A Span is one unit of work in a trace.

Required fields:

  • span_id: unique ID
  • trace_id: parent trace
  • parent_span_id: parent span (none means root)
  • name: operation name (e.g., HTTP GET /users)
  • start_time, end_time
  • status: OK / ERROR
  • attributes: key-value metadata

Optional: events, links, kind (SERVER/CLIENT/PRODUCER/CONSUMER/INTERNAL).

2.3 Span Example

{
  "trace_id": "abc123def456...",
  "span_id": "789xyz...",
  "parent_span_id": "456abc...",
  "name": "GET /api/users/123",
  "start_time": "2025-04-15T10:00:00.000Z",
  "end_time": "2025-04-15T10:00:00.150Z",
  "duration_ms": 150,
  "status": { "code": "OK" },
  "attributes": {
    "http.method": "GET",
    "http.url": "/api/users/123",
    "http.status_code": 200,
    "user.id": "123",
    "db.query.count": 3
  },
  "events": [
    { "name": "cache_miss", "timestamp": "2025-04-15T10:00:00.020Z" }
  ]
}

2.4 Context Propagation

How does trace context travel across services?

W3C Trace Context standard headers:

GET /api/users/123 HTTP/1.1
traceparent: 00-0af7651916cd43dd8448eb211c80319c-b7ad6b7169203331-01
tracestate: rojo=00f067aa0ba902b7,congo=t61rcWkgMzE

traceparent format: version-trace_id-parent_span_id-trace_flags. The next service reads this header, creates a new span, and links it to the same trace_id.
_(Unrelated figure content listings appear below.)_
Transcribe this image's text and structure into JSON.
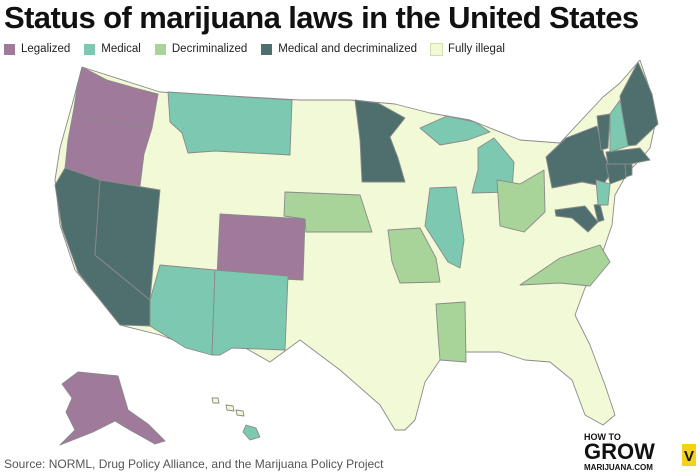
{
  "title": "Status of marijuana laws in the United States",
  "legend": [
    {
      "key": "legalized",
      "label": "Legalized",
      "color": "#a07a9a"
    },
    {
      "key": "medical",
      "label": "Medical",
      "color": "#7cc8b0"
    },
    {
      "key": "decriminalized",
      "label": "Decriminalized",
      "color": "#a8d49a"
    },
    {
      "key": "medical_decriminalized",
      "label": "Medical and decriminalized",
      "color": "#4f6f6e"
    },
    {
      "key": "illegal",
      "label": "Fully illegal",
      "color": "#f1f9d6"
    }
  ],
  "source": "Source: NORML, Drug Policy Alliance, and the Marijuana Policy Project",
  "logo": {
    "line1": "HOW TO",
    "line2": "GROW",
    "line3": "MARIJUANA.COM",
    "badge": "V"
  }
}
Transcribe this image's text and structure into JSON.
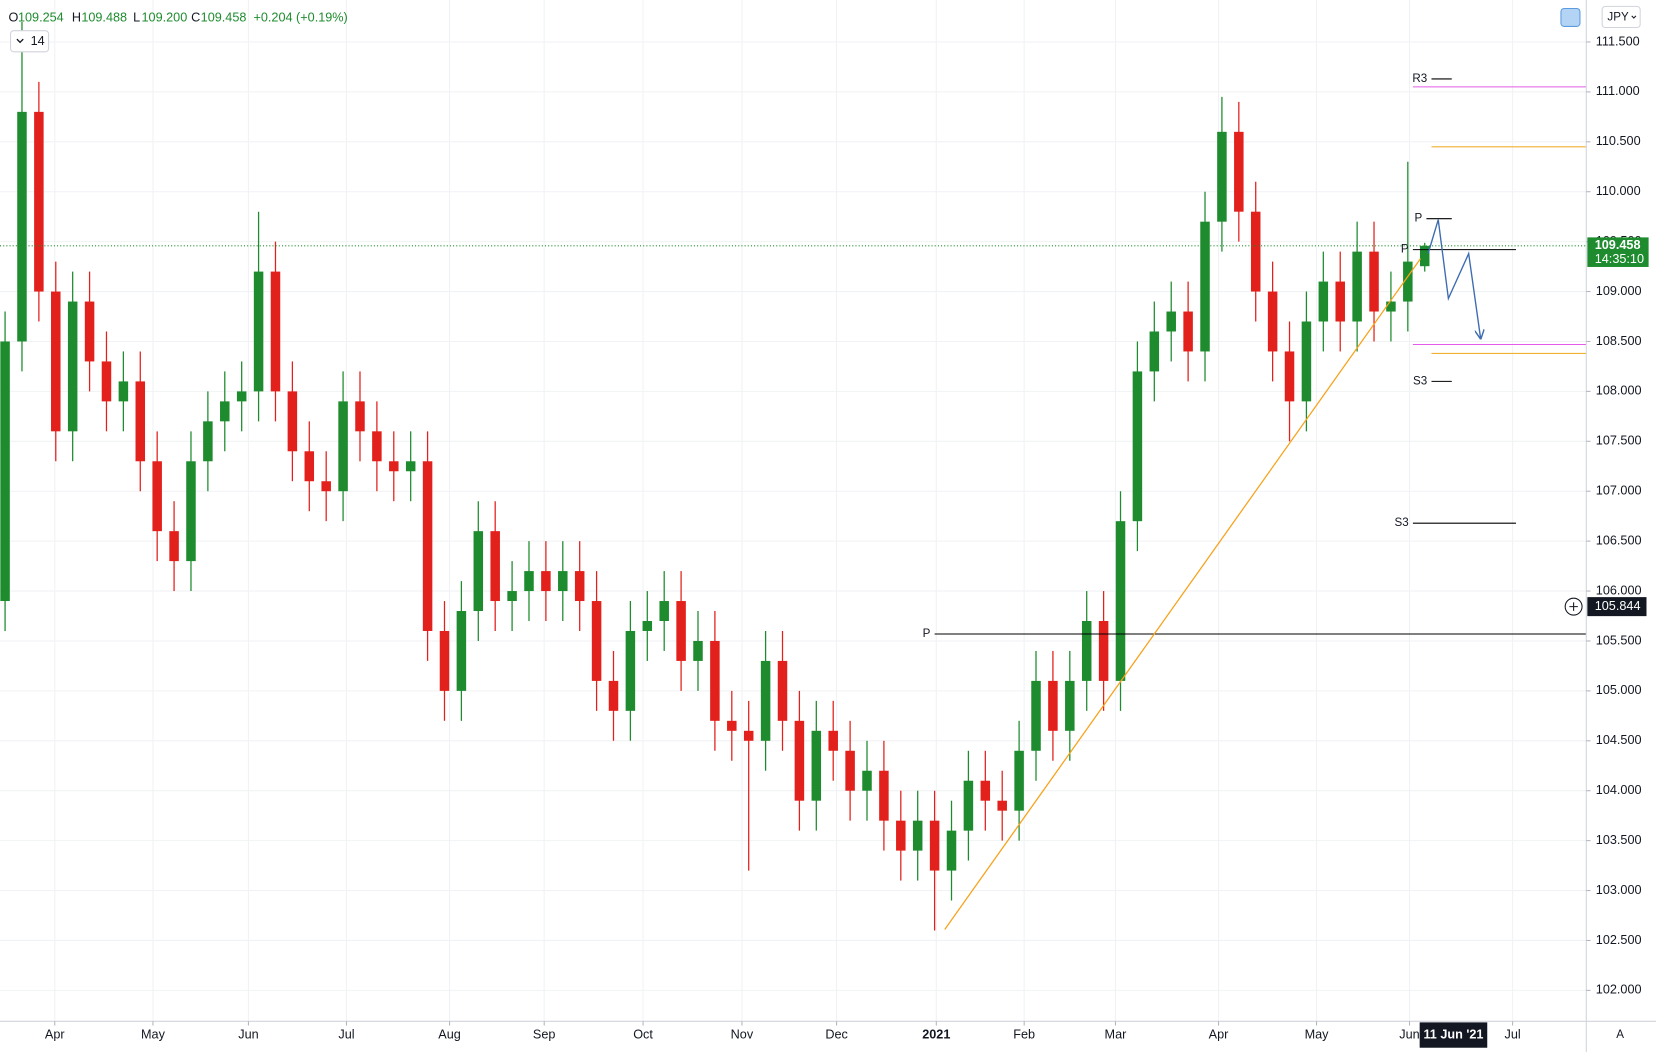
{
  "chart_data": {
    "type": "candlestick",
    "ohlc_labels": [
      "O",
      "H",
      "L",
      "C"
    ],
    "ohlc_value_labels": [
      "109.254",
      "109.488",
      "109.200",
      "109.458"
    ],
    "change_label": "+0.204 (+0.19%)",
    "indicator_badge": "14",
    "currency": "JPY",
    "auto_button": "A",
    "up_color": "#1e8c2e",
    "down_color": "#e3211c",
    "grid": true,
    "xlim": [
      -0.3,
      93.56
    ],
    "ylim": [
      101.69,
      111.92
    ],
    "xticks": [
      {
        "value": 2.94,
        "label": "Apr"
      },
      {
        "value": 8.75,
        "label": "May"
      },
      {
        "value": 14.4,
        "label": "Jun"
      },
      {
        "value": 20.2,
        "label": "Jul"
      },
      {
        "value": 26.3,
        "label": "Aug"
      },
      {
        "value": 31.9,
        "label": "Sep"
      },
      {
        "value": 37.75,
        "label": "Oct"
      },
      {
        "value": 43.6,
        "label": "Nov"
      },
      {
        "value": 49.2,
        "label": "Dec"
      },
      {
        "value": 55.1,
        "label": "2021"
      },
      {
        "value": 60.3,
        "label": "Feb"
      },
      {
        "value": 65.7,
        "label": "Mar"
      },
      {
        "value": 71.8,
        "label": "Apr"
      },
      {
        "value": 77.6,
        "label": "May"
      },
      {
        "value": 83.1,
        "label": "Jun"
      },
      {
        "value": 89.2,
        "label": "Jul"
      }
    ],
    "yticks": [
      {
        "value": 102,
        "label": "102.000"
      },
      {
        "value": 102.5,
        "label": "102.500"
      },
      {
        "value": 103,
        "label": "103.000"
      },
      {
        "value": 103.5,
        "label": "103.500"
      },
      {
        "value": 104,
        "label": "104.000"
      },
      {
        "value": 104.5,
        "label": "104.500"
      },
      {
        "value": 105,
        "label": "105.000"
      },
      {
        "value": 105.5,
        "label": "105.500"
      },
      {
        "value": 106,
        "label": "106.000"
      },
      {
        "value": 106.5,
        "label": "106.500"
      },
      {
        "value": 107,
        "label": "107.000"
      },
      {
        "value": 107.5,
        "label": "107.500"
      },
      {
        "value": 108,
        "label": "108.000"
      },
      {
        "value": 108.5,
        "label": "108.500"
      },
      {
        "value": 109,
        "label": "109.000"
      },
      {
        "value": 109.5,
        "label": "109.500"
      },
      {
        "value": 110,
        "label": "110.000"
      },
      {
        "value": 110.5,
        "label": "110.500"
      },
      {
        "value": 111,
        "label": "111.000"
      },
      {
        "value": 111.5,
        "label": "111.500"
      }
    ],
    "open": [
      105.9,
      108.5,
      110.8,
      109.0,
      107.6,
      108.9,
      108.3,
      107.9,
      108.1,
      107.3,
      106.6,
      106.3,
      107.3,
      107.7,
      107.9,
      108.0,
      109.2,
      108.0,
      107.4,
      107.1,
      107.0,
      107.9,
      107.6,
      107.3,
      107.2,
      107.3,
      105.6,
      105.0,
      105.8,
      106.6,
      105.9,
      106.0,
      106.2,
      106.0,
      106.2,
      105.9,
      105.1,
      104.8,
      105.6,
      105.7,
      105.9,
      105.3,
      105.5,
      104.7,
      104.6,
      104.5,
      105.3,
      104.7,
      103.9,
      104.6,
      104.4,
      104.0,
      104.2,
      103.7,
      103.4,
      103.7,
      103.2,
      103.6,
      104.1,
      103.9,
      103.8,
      104.4,
      105.1,
      104.6,
      105.1,
      105.7,
      105.1,
      106.7,
      108.2,
      108.6,
      108.8,
      108.4,
      109.7,
      110.6,
      109.8,
      109.0,
      108.4,
      107.9,
      108.7,
      109.1,
      108.7,
      109.4,
      108.8,
      108.9,
      109.254
    ],
    "high": [
      108.8,
      111.7,
      111.1,
      109.3,
      109.2,
      109.2,
      108.6,
      108.4,
      108.4,
      107.6,
      106.9,
      107.6,
      108.0,
      108.2,
      108.3,
      109.8,
      109.5,
      108.3,
      107.7,
      107.4,
      108.2,
      108.2,
      107.9,
      107.6,
      107.6,
      107.6,
      105.9,
      106.1,
      106.9,
      106.9,
      106.3,
      106.5,
      106.5,
      106.5,
      106.5,
      106.2,
      105.4,
      105.9,
      106.0,
      106.2,
      106.2,
      105.8,
      105.8,
      105.0,
      104.9,
      105.6,
      105.6,
      105.0,
      104.9,
      104.9,
      104.7,
      104.5,
      104.5,
      104.0,
      104.0,
      104.0,
      103.9,
      104.4,
      104.4,
      104.2,
      104.7,
      105.4,
      105.4,
      105.4,
      106.0,
      106.0,
      107.0,
      108.5,
      108.9,
      109.1,
      109.1,
      110.0,
      110.95,
      110.9,
      110.1,
      109.3,
      108.7,
      109.0,
      109.4,
      109.4,
      109.7,
      109.7,
      109.2,
      110.3,
      109.488
    ],
    "low": [
      105.6,
      108.2,
      108.7,
      107.3,
      107.3,
      108.0,
      107.6,
      107.6,
      107.0,
      106.3,
      106.0,
      106.0,
      107.0,
      107.4,
      107.6,
      107.7,
      107.7,
      107.1,
      106.8,
      106.7,
      106.7,
      107.3,
      107.0,
      106.9,
      106.9,
      105.3,
      104.7,
      104.7,
      105.5,
      105.6,
      105.6,
      105.7,
      105.7,
      105.7,
      105.6,
      104.8,
      104.5,
      104.5,
      105.3,
      105.4,
      105.0,
      105.0,
      104.4,
      104.3,
      103.2,
      104.2,
      104.4,
      103.6,
      103.6,
      104.1,
      103.7,
      103.7,
      103.4,
      103.1,
      103.1,
      102.6,
      102.9,
      103.3,
      103.6,
      103.5,
      103.5,
      104.1,
      104.3,
      104.3,
      104.8,
      104.8,
      104.8,
      106.4,
      107.9,
      108.3,
      108.1,
      108.1,
      109.4,
      109.5,
      108.7,
      108.1,
      107.5,
      107.6,
      108.4,
      108.4,
      108.4,
      108.5,
      108.5,
      108.6,
      109.2
    ],
    "close": [
      108.5,
      110.8,
      109.0,
      107.6,
      108.9,
      108.3,
      107.9,
      108.1,
      107.3,
      106.6,
      106.3,
      107.3,
      107.7,
      107.9,
      108.0,
      109.2,
      108.0,
      107.4,
      107.1,
      107.0,
      107.9,
      107.6,
      107.3,
      107.2,
      107.3,
      105.6,
      105.0,
      105.8,
      106.6,
      105.9,
      106.0,
      106.2,
      106.0,
      106.2,
      105.9,
      105.1,
      104.8,
      105.6,
      105.7,
      105.9,
      105.3,
      105.5,
      104.7,
      104.6,
      104.5,
      105.3,
      104.7,
      103.9,
      104.6,
      104.4,
      104.0,
      104.2,
      103.7,
      103.4,
      103.7,
      103.2,
      103.6,
      104.1,
      103.9,
      103.8,
      104.4,
      105.1,
      104.6,
      105.1,
      105.7,
      105.1,
      106.7,
      108.2,
      108.6,
      108.8,
      108.4,
      109.7,
      110.6,
      109.8,
      109.0,
      108.4,
      107.9,
      108.7,
      109.1,
      108.7,
      109.4,
      108.8,
      108.9,
      109.3,
      109.458
    ],
    "last_price": {
      "value": 109.458,
      "label": "109.458",
      "countdown": "14:35:10",
      "color": "#1e8c2e"
    },
    "crosshair_price": {
      "value": 105.844,
      "label": "105.844"
    },
    "crosshair_date": {
      "value": 85.7,
      "label": "11 Jun '21"
    },
    "levels": [
      {
        "label": "R3",
        "value": 111.13,
        "x": [
          84.4,
          85.6
        ],
        "color": "#000000"
      },
      {
        "value": 111.05,
        "x": [
          83.3,
          93.56
        ],
        "color": "#e45ce8"
      },
      {
        "value": 110.45,
        "x": [
          84.4,
          93.56
        ],
        "color": "#f0b030"
      },
      {
        "label": "P",
        "value": 109.73,
        "x": [
          84.1,
          85.6
        ],
        "color": "#000000"
      },
      {
        "label": "P",
        "value": 109.42,
        "x": [
          83.3,
          89.4
        ],
        "color": "#000000"
      },
      {
        "value": 108.47,
        "x": [
          83.3,
          93.56
        ],
        "color": "#e45ce8"
      },
      {
        "value": 108.38,
        "x": [
          84.4,
          93.56
        ],
        "color": "#f0b030"
      },
      {
        "label": "S3",
        "value": 108.1,
        "x": [
          84.4,
          85.6
        ],
        "color": "#000000"
      },
      {
        "label": "S3",
        "value": 106.68,
        "x": [
          83.3,
          89.4
        ],
        "color": "#000000"
      },
      {
        "label": "P",
        "value": 105.57,
        "x": [
          55.0,
          93.56
        ],
        "color": "#000000"
      }
    ],
    "trendline": {
      "x": [
        55.6,
        83.75
      ],
      "y": [
        102.61,
        109.33
      ],
      "color": "#f7a21b"
    },
    "forecast": {
      "x": [
        84.2,
        84.8,
        85.4,
        86.6,
        87.3
      ],
      "y": [
        109.38,
        109.72,
        108.93,
        109.38,
        108.54
      ],
      "color": "#3d6cb0"
    }
  }
}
3. OpenTelemetry — Standardization Wins

3.1 What is OTel?

OTel is CNCF's observability project unifying traces, metrics, and logs.

History:

  • 2015: Google releases OpenCensus
  • 2016: Uber/Lightstep release OpenTracing
  • 2019: The two projects merge into OpenTelemetry
  • 2021: CNCF Incubating
  • 2024: Trace/Metric GA (Stable)

3.2 Why OTel Won

  1. Vendor-neutral: code uses only OTel API; backend can be Jaeger, Tempo, Datadog, New Relic, etc.
  2. All languages: Go, Java, Python, JS, C#, Ruby, PHP, Rust, Swift...
  3. Auto-instrumentation: Java agent, Python decorators etc. trace without code changes.
  4. Single standard: previously each vendor had its own SDK; now OTel is universal.

3.3 Architecture

[Application]
   | (OTel SDK)
[Spans/Metrics/Logs]
   | (OTLP)
[OpenTelemetry Collector]
   | (export)
[Jaeger / Tempo / Datadog / ...]

OTel Collector receives, transforms, and exports data to multiple backends.

3.4 Node.js Example

const { NodeSDK } = require('@opentelemetry/sdk-node')
const { OTLPTraceExporter } = require('@opentelemetry/exporter-trace-otlp-http')
const { getNodeAutoInstrumentations } = require('@opentelemetry/auto-instrumentations-node')

const sdk = new NodeSDK({
  serviceName: 'my-service',
  traceExporter: new OTLPTraceExporter({
    url: 'http://localhost:4318/v1/traces'
  }),
  instrumentations: [getNodeAutoInstrumentations()]
})

sdk.start()
// HTTP, Express, MongoDB now auto-traced

3.5 Manual Span

const { trace } = require('@opentelemetry/api')
const tracer = trace.getTracer('my-service')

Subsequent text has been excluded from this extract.